The painting is the first picture in Bartow's show "My Eye," and given Bartow's propensity to deliver large, dramatic fields of color on equally expansive canvasses, the small hawk deserves some attention. It's a clever, telling start to the exhibit; with Bartow's art, viewers can look, but they are also under scrutiny.
Populating Bartow's works around the MAC's gallery is an extensive menagerie of creatures both real and imagined, figures from cultures alive and mythical, and colors drawn from the most vivid shades of nature. They hang on Bartow's hand-made paper canvasses, and gaze from the sculpted eyes of the various figures that round out the exhibit. They are compelling both in the way that they invite speculation ("What kind of a bird is that?" "What culture is this from?") and in their gently asserted presence. Bartow's figures are undeniably alive, or at least captured vividly from life, and due to that, the exhibit resembles a society as much as it does a group of artworks.
The weakest pieces in the show are a number of large pastel works that Bartow has done on fine hand-made paper. These are free, giving range to a variety of subjects: hand traces, face sketches, silhouettes. At their best, these pastels are two-dimensional, fluid totem poles that trace the artist's preoccupations. At their worst, they resemble enormous sketch pages, some of them more complete than others. They often use mixed-media, incorporating natural pigments in addition to the handcrafted quality of the paper. But their placement on such large, traditional pages confines them and weakens the bold cultural eclecticism that characterizes the rest of the show.

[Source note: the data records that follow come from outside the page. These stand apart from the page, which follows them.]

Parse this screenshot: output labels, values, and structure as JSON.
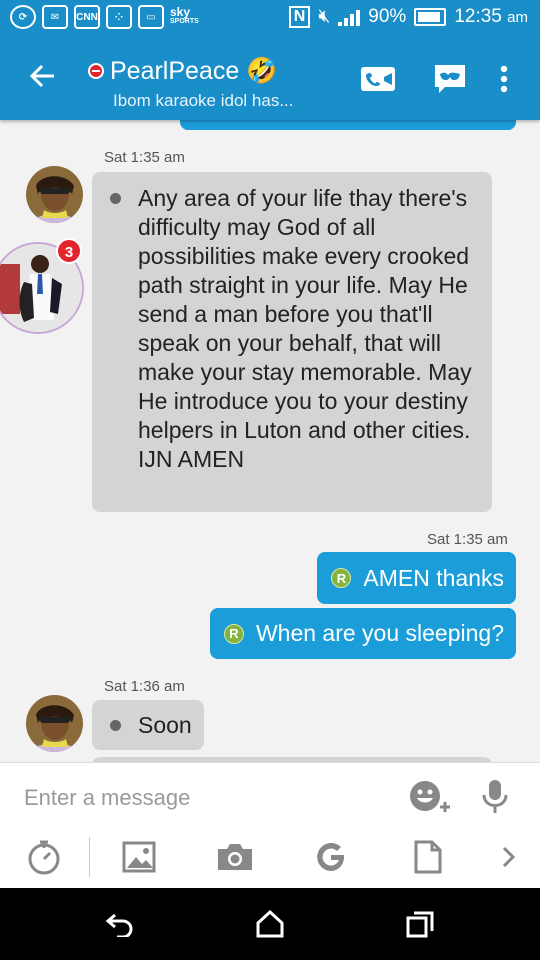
{
  "status_bar": {
    "icons": [
      "sync-icon",
      "mail-icon",
      "cnn-icon",
      "bbm-icon",
      "screenshot-icon",
      "sky-sports-icon",
      "nfc-icon",
      "mute-icon",
      "signal-icon"
    ],
    "cnn_label": "CNN",
    "sky_label": "sky",
    "sky_sub": "SPORTS",
    "battery": "90%",
    "time": "12:35",
    "time_suffix": "am"
  },
  "header": {
    "contact_name": "PearlPeace 🤣",
    "subtitle": "Ibom karaoke idol has...",
    "actions": [
      "video-call-icon",
      "chat-mask-icon",
      "more-options-icon"
    ],
    "badge_count": "3"
  },
  "messages": [
    {
      "direction": "incoming",
      "timestamp": "Sat 1:35 am",
      "text": "Any area of your life thay there's difficulty may God of all possibilities make every crooked path straight in your life. May He send a man before you that'll speak on your behalf, that will make your stay memorable. May He introduce you to your destiny helpers in Luton and other cities. IJN AMEN"
    },
    {
      "direction": "outgoing",
      "timestamp": "Sat 1:35 am",
      "badge": "R",
      "text": "AMEN thanks"
    },
    {
      "direction": "outgoing",
      "badge": "R",
      "text": "When are you sleeping?"
    },
    {
      "direction": "incoming",
      "timestamp": "Sat 1:36 am",
      "text": "Soon"
    }
  ],
  "composer": {
    "placeholder": "Enter a message",
    "tools": [
      "timer-icon",
      "gallery-icon",
      "camera-icon",
      "google-icon",
      "document-icon",
      "chevron-right-icon"
    ]
  },
  "nav": [
    "back-nav-icon",
    "home-nav-icon",
    "recents-nav-icon"
  ],
  "colors": {
    "brand": "#1a8ec8",
    "outgoing_bubble": "#1a9dd9",
    "incoming_bubble": "#d4d4d4",
    "badge_green": "#85b33f",
    "alert_red": "#e3262e"
  }
}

Most impressive in "My Eye" is a mixed-media painting entitled Big Lotso that shows a frog spattered with colors and covered with graffiti. Even though no explicit cultural references are made, it's clear that Bartow is drawing on the mythologies, histories and materials of various native civilizations from around the globe. Bartow seems not to be trying to duplicate the work so much as he is bringing these different approaches to art together. The result can seem eclectic -- like the large pastels -- or it can coalesce with an impact similar to indigenous art.
Bartow, who lives in Newport, Ore., is at his best when he unites the honest diversity of his ideas with his materials. The 3D objects in the show, which range from creepy dolls to a crucifix-referencing triptych to an exquisitely carved salmon mask, are easily the most open, most direct, most integrated pieces in the show. It's as though Bartow needed to draw on the random eclecticism of sculpting with various materials to make sense out of the diverse cultural traditions he's working into his art.
The result is often disturbing in the best sort of way. Among the recognizable animal figures are less familiar, almost nightmarish images. A small head looking like a wooden sock riddled with nails is named "Quee Queg." The figure "After Van Gogh" unleashes a one-eared scream to heaven. An entire table in the middle of the room has dreamlike animal shapes constructed from wood and presented as strange toys. And "Fool II" is a tortured man in a dunce cap looking like something from a more primitive A Clockwork Orange. It's the kind of stuff you'd expect to find in the basement of either a wise man or a serial killer.
Much of this is due to the fidelity with which Bartow seems to work. Rather than worrying about copying the cultural traditions he is mining, Bartow freely interprets, referencing anything he needs to achieve his desired effect without ever being bound by the original ideas, images, materials and cultures. Each work sincerely confronts this diversity of influences that ranges from the potent spiritual images of Native American art to the saturated colors of Jewish painter Marc Chagall to western commercial art. But there is a sense of having worked through all of those ideas, of having become the endings of those traditions and the beginnings of another. Piece by piece, Bartow has made his own culture in "My Eye," and it is watching.